Vi a expressão dela mudar — dos olhos marejados à boca trémula.
— Eu sabia… — murmurou — Esses jovens de hoje não querem saber das raízes. O teu pai era um homem bom…
Senti-me esmagado pelo peso das expectativas dela e pela recusa de Catarina. Saí dali com o coração apertado.
Os dias seguintes foram um campo de batalha silencioso. Catarina evitava falar comigo sobre o assunto; eu evitava olhar para ela à mesa. Até os amigos começaram a notar.
— Então, já escolheram o nome do miúdo? — perguntou o Rui num jantar de sexta-feira.
Sorri amarelo:
— Ainda estamos a discutir.
Ele riu-se:
— Isso é normal! Eu e a Sofia quase nos separámos por causa do nome da Matilde.
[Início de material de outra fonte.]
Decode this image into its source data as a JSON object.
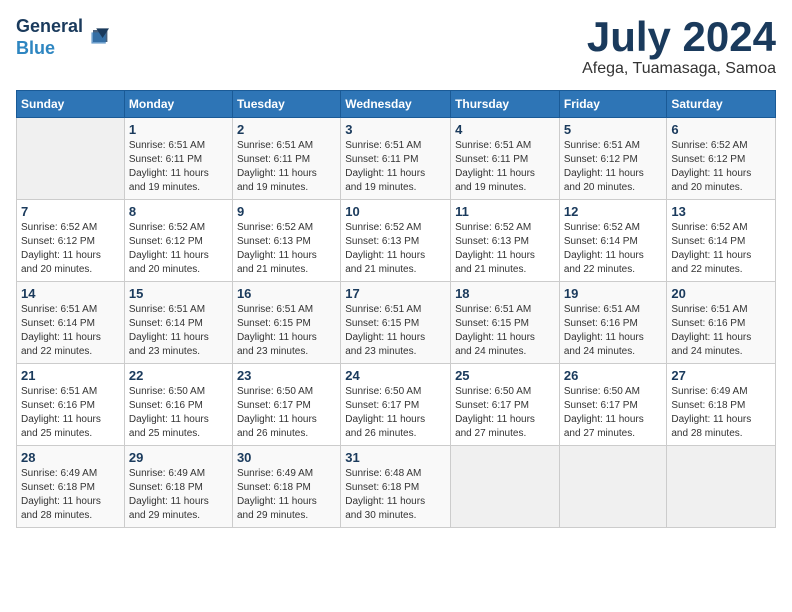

Mas no nosso caso não era só um nome. Era tudo aquilo que vinha agarrado a ele: luto mal resolvido, tradições familiares, inseguranças sobre o futuro.
Uma noite, depois de mais uma discussão acesa, Catarina saiu de casa e foi dormir à casa da irmã. Fiquei sozinho na sala, rodeado pelo eco das nossas vozes e pelo silêncio ensurdecedor das paredes. Olhei para uma fotografia do meu pai na estante e perguntei-lhe em silêncio: “O que farias tu?”
No dia seguinte, decidi procurar ajuda fora da família. Falei com o Padre António da paróquia onde fui batizado.
— Paulo — disse ele com voz serena — às vezes honrar quem partiu é também saber deixar espaço para quem fica. O amor constrói-se no presente.
As palavras dele ficaram-me na cabeça durante dias. Será que estava tão preso ao passado que não conseguia ver o futuro?
Quando Catarina voltou para casa, estava exausta. Sentámo-nos no sofá em silêncio até ela falar:
— Eu não quero perder-te por causa disto… Mas também não quero sentir que não conto para nada nesta família.
Peguei-lhe na mão:
— E eu não quero perder-te a ti nem ao nosso filho. Talvez possamos encontrar um meio-termo… Que tal Sebastião como segundo nome?
Ela hesitou, mas vi nos olhos dela um brilho de compreensão.
— Pode ser… Mas prometes que nunca vais obrigar o nosso filho a ser alguém que ele não quer ser?
Assenti com lágrimas nos olhos. Pela primeira vez em semanas senti esperança.
Quando finalmente anunciámos à família o nome do nosso filho — Lucas Sebastião — houve lágrimas e sorrisos misturados. A minha mãe chorou baixinho, agradecida pelo gesto; Catarina abraçou-me com força, aliviada por termos encontrado paz.
Mas dentro de mim ficou a dúvida: será que fizemos bem? Será que ceder é sempre perder ou pode ser ganhar noutra medida?
Às vezes pergunto-me: quantas famílias se desentendem por coisas tão pequenas e tão grandes como um nome? E vocês, até onde iriam para honrar o passado sem perder o presente?